4. What is the trade-off between Bias and Variance?
The Bias and Variance trade-off is finding the right balance between bias and variance of the model so that the prediction of the model can be optimized.
It is basically a way to make sure that the model is neither over-fitted nor under-fitted in any case.
Let's understand it with the bull's eye diagram:
If the model is too simple and has very few features, it may suffer from high bias and low variance.
If the model has a large number of features, it will have high variance and low bias.
This tradeoff should result in a perfectly balanced relationship between the two of it and ideally low bias and low variance is the success mantra for any machine learning model which we train.
5. What is Instance-Based Learning and Model-Based Learning?
The most basic form of learning is by mugging up the data.
for example, if this technique is applied to a spam filter, it would just flag all the emails that are identical to the emails that have already been flagged by users. We can say it is not the worst condition but it is also certainly not the best either.
The other way to generalize the prediction is to create a model on these example data and then use that model to predict future instances. For example, we can make different models on the data like a linear model, logistic model and so on.
6. What is the difference between Batch Learning and Online Learning?
Batch learning does not have the capacity of learning incrementally. Now it means that the machine must be trained using all the available data. It is very tedious, takes lots of time and compute resources and therefore it is generally done offline.
If we train the system with total available data and in production, it runs with the limited knowledge then it is not called a robust model because for certain jobs data is always updating and therefore if the model is not changed according to data then the model will be outdated.
Online learning is the sweet solution of Batch Learning, Yeah, you guessed it correct(if you guessed). It uses mini-batches of whole data and the mini-batches are fed to the model incrementally. It helps us reduce time consumption, compute consumption and most importantly as the data comes it is fed to the model which prevents us to train the model from scratch when new data arrives.
7. Explain Gradient Descent.
Gradient descent is an optimization function that helps to find the minimum of a function.

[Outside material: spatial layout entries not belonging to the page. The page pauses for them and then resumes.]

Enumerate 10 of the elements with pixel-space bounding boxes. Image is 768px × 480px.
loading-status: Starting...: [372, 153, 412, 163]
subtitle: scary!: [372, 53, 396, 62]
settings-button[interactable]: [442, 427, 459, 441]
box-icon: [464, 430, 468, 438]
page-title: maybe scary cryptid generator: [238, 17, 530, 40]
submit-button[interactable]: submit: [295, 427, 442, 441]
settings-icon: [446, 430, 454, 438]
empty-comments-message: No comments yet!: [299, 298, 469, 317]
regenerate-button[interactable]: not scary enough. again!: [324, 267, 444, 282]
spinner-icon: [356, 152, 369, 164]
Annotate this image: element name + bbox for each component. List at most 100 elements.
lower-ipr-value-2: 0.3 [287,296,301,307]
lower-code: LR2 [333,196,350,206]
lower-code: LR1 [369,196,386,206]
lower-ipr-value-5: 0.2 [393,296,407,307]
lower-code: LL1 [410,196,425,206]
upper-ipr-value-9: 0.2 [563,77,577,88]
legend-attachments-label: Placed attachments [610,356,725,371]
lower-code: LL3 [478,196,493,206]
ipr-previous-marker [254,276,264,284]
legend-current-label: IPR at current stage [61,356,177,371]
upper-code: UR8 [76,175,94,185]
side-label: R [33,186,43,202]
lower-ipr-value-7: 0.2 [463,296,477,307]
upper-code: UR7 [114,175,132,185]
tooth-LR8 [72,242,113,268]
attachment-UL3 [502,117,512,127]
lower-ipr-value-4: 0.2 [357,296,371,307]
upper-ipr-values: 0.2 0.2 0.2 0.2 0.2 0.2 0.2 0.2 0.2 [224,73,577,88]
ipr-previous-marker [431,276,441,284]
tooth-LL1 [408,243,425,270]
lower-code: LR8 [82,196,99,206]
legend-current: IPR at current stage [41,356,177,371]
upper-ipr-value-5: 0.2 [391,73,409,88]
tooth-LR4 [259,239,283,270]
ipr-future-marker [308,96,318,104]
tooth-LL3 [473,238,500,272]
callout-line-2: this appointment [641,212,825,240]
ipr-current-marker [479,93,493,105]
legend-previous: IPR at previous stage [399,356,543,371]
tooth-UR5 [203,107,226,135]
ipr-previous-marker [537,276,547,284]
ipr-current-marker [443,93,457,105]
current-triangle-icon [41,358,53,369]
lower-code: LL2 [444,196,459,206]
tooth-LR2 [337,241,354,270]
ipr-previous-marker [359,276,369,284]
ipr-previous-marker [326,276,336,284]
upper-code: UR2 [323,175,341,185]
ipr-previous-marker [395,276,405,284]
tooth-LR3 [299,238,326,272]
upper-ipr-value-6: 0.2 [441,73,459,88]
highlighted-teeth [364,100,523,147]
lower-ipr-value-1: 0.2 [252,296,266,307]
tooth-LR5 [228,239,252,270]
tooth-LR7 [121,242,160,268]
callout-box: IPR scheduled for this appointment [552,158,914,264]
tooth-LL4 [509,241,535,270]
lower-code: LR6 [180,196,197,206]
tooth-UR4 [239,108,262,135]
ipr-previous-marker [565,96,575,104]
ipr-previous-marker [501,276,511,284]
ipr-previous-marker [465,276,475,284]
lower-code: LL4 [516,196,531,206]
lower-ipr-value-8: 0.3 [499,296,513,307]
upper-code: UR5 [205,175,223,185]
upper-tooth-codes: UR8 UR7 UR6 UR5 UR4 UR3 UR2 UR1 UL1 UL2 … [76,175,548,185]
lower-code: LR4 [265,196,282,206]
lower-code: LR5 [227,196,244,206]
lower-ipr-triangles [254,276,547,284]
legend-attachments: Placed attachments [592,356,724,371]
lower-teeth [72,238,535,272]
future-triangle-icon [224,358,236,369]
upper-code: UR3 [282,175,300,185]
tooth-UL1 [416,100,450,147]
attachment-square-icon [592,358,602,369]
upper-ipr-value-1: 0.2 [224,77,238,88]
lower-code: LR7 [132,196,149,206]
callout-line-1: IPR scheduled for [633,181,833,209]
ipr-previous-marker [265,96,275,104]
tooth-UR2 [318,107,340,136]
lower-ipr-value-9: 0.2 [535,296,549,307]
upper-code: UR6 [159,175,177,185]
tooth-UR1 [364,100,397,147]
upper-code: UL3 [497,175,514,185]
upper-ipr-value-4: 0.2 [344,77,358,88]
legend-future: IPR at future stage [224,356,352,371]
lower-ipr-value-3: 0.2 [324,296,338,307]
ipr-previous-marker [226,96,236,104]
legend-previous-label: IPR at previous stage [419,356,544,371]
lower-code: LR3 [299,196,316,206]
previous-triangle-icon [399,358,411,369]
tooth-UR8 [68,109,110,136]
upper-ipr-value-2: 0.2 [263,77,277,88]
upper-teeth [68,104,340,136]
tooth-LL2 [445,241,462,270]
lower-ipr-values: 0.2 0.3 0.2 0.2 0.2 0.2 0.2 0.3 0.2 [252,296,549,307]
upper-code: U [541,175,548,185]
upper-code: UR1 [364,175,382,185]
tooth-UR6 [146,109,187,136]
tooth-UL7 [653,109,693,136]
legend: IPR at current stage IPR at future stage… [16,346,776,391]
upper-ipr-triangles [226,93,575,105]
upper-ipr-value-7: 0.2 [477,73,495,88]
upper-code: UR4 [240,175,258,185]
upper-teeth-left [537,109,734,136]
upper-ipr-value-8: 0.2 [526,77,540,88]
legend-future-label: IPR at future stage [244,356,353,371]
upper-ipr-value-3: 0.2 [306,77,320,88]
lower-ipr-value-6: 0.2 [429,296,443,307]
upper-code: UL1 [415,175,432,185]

We start with a random point of a function and move in the negative direction of a function to reach the local/global minima of that function that is why it is called descent.
In Machine Learning the function we minimize to reach the local/global minima is the Cost Function(Error Function) so that we can minimize the error of our model by taking small steps towards the minimum loss of that function and in turn gaining more accuracy of the model.
8. Explain the Recurrent Neural Network(RNN).
A recurrent neural network is a type of neural network which can deal with the time-series problems in an optimized manner. The recurrent neural network(RNN) was introduced by J.L Elman. As the term defines, the recurrent network is formed in it. For example, if we feed input to the model it predicts the output and that output is considered as an input again. This cycle goes on as shown in Fig. It can be better understood as a series of connected feedforward neural networks.